Peter Perrin, a retired staff sergeant in the Royal Corps of Signals, backed UKIP for two reasons: “Controlling immigration, and the Veterans’ Charter.”

He said: “If we don’t maintain our freedoms, we will end up governed from another country, and those people who sacrificed their lives in two World Wars and before will be turning in their graves.”

Amanda Flatt, 36, was voting UKIP: “It’s the fact they are more for us guys than anybody else.” She added: “I used to vote Conservative but they have messed up the Government.”

John Archer was a lifelong Labour supporter but had deserted the party for UKIP: “The way the country is going, instead of going up, we are going down.”

Fred Morgan stopped his car to plead with Ms Billington to “tidy-up Tilbury” and tackle anti-social behaviour. Stuart Radford said he may “possibly” vote Labour after she pledged to address fly-tipping in a field beside his home and yobs who set fire to his wheelie-bins.
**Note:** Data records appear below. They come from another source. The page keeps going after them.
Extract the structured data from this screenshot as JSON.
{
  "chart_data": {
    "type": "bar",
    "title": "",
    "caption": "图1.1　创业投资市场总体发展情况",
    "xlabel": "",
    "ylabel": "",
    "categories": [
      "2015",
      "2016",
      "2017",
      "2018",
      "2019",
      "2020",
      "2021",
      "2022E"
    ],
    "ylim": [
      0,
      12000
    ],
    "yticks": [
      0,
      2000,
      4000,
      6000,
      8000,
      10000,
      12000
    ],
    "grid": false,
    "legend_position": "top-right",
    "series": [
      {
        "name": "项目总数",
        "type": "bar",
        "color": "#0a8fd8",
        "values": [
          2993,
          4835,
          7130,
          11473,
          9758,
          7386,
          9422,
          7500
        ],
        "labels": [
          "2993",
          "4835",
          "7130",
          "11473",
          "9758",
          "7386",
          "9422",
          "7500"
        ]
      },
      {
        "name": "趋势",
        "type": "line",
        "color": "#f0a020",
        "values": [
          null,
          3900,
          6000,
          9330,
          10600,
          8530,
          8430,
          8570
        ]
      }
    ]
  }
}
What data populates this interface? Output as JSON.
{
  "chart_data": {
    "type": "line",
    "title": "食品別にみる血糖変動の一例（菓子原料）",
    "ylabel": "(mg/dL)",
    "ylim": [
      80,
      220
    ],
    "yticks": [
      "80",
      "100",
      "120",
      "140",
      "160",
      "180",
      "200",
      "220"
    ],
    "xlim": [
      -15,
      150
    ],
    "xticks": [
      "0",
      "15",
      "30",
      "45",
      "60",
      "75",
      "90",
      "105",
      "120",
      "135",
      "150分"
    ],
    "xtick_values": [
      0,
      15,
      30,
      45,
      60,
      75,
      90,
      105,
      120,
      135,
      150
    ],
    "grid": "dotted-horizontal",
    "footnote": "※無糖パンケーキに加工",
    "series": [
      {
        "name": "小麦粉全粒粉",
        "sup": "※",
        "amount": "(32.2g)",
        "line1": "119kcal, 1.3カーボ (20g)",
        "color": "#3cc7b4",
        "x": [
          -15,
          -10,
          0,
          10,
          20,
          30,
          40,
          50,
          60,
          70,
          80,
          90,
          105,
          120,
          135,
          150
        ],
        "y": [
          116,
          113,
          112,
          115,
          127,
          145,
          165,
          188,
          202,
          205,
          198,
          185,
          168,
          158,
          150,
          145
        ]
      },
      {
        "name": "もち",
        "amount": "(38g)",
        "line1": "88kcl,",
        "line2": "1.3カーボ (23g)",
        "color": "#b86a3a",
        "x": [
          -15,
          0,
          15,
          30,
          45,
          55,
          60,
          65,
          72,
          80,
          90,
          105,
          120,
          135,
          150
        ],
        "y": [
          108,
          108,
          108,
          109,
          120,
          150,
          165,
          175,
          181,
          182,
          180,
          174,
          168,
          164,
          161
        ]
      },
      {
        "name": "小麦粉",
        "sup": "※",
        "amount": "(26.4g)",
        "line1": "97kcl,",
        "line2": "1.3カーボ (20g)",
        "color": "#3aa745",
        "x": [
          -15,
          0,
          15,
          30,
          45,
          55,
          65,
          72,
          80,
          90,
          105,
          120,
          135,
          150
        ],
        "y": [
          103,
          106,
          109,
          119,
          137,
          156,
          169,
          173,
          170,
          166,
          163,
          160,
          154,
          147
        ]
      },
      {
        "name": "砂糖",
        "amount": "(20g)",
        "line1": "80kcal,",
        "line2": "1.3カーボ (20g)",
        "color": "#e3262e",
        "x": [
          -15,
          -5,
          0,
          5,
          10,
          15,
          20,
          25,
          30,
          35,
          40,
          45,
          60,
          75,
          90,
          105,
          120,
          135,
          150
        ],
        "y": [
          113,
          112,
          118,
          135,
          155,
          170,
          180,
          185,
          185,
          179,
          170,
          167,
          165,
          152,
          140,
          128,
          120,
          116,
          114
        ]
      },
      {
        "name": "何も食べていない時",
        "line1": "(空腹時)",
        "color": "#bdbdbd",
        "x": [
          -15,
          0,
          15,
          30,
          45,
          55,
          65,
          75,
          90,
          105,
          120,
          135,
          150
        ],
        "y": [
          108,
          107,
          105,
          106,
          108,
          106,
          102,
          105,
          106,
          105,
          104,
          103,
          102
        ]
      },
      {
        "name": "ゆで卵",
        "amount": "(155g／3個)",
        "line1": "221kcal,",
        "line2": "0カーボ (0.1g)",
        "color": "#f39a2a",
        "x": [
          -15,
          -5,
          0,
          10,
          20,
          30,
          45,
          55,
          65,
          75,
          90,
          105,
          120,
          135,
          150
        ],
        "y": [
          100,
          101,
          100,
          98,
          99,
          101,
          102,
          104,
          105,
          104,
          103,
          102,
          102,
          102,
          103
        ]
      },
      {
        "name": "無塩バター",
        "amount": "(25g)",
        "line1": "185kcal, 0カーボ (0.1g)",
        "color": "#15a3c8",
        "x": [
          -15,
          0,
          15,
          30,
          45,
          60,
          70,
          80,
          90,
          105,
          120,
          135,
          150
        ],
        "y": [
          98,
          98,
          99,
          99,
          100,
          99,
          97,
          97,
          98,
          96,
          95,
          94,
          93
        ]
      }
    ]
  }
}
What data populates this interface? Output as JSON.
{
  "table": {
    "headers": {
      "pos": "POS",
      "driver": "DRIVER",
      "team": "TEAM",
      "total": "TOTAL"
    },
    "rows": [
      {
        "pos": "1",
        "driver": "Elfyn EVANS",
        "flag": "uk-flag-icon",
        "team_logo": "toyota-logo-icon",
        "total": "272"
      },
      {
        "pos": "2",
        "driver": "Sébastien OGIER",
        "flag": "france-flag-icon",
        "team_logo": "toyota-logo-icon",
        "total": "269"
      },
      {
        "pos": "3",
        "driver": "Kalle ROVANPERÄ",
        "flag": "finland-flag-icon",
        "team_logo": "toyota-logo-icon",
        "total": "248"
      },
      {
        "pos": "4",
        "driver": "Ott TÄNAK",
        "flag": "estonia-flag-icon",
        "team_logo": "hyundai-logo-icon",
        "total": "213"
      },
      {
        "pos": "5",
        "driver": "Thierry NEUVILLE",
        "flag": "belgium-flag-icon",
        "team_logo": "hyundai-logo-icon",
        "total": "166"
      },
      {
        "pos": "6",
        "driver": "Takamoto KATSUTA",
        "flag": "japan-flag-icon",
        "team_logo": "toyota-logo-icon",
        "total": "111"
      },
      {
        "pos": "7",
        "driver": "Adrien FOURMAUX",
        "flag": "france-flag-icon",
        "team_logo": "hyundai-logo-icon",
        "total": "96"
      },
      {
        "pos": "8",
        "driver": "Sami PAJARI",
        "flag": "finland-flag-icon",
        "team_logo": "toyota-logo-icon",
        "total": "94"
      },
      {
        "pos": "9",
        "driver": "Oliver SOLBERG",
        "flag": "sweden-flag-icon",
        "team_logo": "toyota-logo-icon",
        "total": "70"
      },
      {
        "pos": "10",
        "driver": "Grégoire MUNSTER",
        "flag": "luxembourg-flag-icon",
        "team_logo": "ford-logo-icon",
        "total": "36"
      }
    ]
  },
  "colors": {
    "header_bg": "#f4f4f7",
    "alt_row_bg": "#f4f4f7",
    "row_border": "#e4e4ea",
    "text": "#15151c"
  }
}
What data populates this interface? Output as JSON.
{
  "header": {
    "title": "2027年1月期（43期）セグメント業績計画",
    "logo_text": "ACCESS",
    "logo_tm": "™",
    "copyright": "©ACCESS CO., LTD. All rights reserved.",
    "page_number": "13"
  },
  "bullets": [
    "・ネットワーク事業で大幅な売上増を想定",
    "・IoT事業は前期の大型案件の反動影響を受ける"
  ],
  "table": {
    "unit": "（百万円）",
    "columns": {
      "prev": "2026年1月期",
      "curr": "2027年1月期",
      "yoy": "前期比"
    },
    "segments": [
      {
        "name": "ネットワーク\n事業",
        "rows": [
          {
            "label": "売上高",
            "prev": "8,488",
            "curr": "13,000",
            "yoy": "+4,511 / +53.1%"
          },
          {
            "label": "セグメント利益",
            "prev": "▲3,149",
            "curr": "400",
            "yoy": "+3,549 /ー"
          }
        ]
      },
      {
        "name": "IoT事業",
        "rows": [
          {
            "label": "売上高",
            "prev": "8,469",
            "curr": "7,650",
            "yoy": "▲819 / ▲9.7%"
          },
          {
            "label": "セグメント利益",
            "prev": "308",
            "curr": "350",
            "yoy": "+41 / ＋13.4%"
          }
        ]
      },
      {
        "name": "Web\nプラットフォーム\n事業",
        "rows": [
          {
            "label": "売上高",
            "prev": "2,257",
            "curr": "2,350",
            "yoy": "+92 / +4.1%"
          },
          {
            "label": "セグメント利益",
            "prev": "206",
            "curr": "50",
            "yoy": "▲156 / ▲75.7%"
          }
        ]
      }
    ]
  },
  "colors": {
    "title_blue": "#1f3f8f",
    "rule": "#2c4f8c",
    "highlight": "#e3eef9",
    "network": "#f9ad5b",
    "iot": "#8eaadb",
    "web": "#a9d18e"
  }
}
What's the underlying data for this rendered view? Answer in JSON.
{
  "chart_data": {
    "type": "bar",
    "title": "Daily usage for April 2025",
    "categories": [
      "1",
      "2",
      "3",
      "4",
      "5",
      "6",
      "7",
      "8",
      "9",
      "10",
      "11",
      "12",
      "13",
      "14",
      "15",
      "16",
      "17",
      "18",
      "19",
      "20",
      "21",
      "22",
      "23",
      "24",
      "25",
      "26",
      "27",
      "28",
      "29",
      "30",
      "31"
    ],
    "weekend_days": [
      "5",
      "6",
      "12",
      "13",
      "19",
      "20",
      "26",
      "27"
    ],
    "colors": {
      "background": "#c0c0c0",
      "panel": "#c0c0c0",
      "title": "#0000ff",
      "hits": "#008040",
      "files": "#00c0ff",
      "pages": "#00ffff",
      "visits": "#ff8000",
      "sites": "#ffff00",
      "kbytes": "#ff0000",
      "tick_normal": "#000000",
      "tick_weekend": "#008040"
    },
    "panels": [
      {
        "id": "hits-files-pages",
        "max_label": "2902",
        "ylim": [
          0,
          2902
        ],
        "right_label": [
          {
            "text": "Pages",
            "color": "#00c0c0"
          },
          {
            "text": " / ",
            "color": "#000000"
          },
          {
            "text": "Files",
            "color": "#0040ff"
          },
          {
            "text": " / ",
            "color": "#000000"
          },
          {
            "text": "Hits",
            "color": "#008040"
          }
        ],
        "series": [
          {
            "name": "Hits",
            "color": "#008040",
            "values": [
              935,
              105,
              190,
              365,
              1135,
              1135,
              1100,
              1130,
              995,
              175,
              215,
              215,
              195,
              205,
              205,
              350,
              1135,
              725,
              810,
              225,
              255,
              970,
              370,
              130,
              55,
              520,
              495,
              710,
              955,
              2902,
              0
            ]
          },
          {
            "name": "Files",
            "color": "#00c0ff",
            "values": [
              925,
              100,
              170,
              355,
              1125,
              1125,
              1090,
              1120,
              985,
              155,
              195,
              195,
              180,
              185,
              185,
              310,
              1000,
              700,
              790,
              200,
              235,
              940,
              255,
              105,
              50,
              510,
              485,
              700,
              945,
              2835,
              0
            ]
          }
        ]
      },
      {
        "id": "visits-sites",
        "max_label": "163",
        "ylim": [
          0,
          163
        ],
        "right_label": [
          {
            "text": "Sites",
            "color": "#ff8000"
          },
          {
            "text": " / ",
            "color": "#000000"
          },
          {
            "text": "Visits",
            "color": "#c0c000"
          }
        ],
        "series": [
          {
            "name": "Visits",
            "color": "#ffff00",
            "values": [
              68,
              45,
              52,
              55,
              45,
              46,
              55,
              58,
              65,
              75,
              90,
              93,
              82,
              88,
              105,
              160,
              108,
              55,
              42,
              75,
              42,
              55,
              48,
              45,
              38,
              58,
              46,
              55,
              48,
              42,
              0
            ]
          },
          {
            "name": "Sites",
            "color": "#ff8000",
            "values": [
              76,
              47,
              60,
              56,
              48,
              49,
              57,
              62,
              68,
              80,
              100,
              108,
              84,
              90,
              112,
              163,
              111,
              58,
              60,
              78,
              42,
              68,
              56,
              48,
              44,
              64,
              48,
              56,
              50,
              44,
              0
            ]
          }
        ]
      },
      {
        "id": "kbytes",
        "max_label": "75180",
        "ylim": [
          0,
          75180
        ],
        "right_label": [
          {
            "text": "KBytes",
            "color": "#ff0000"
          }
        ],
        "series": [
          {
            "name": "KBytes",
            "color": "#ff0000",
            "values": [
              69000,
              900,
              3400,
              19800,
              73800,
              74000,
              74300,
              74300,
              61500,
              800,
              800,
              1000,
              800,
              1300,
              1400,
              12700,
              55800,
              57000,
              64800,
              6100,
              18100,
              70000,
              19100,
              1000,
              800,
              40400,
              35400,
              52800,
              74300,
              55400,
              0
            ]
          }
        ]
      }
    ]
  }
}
But Sharon McKinsey likes Nigel Farage and is backing UKIP. “I just want to give them a go,” she said. “He seems down to earth, in the pub smoking and drinking. It shows they care about us.”

Ms Billington insisted it was a three-way fight – a strong Tory vote could help her chances. She believes voters will desert UKIP nearer polling day when they focus on who they want as Prime Minister.

She makes a determined effort on doorsteps to challenge voters who say they are voting UKIP. The Labour door-knocking campaign is slick and Ms Billington comes across as a heavyweight political operator, a Government minister in the making.

She believes she has a duty to make voters aware of the consequences of backing UKIP – explaining its policies on the NHS, and the likely effect of helping David Cameron get back into No10. “I think you have got to do right by people,” she said.

She tells one voter: “I’m Labour because I have the same values as you. I want to narrow the gap between rich and poor.”

Voter John Archer asks why Labour does not support an EU referendum. “I think we can make Europe work for us,” Ms Billington said. “Nigel Farage would just walk us off into the Atlantic Ocean.”

She accuses Mr Aker of double-standards. “When you look at Tim Aker’s voting record in the European Parliament, he didn’t bother to turn up to vote against casualisation, including zero hours contracts. When he gets the opportunity, he fails working people.”

She continues: “For a lot of people here, they don’t want a Tory government. What really annoys me is that you can see the Shard and Canary Wharf from Thurrock, but for many people it might just as well be the Emerald City.”

* An edited version of this article appears in today’s Evening Standard.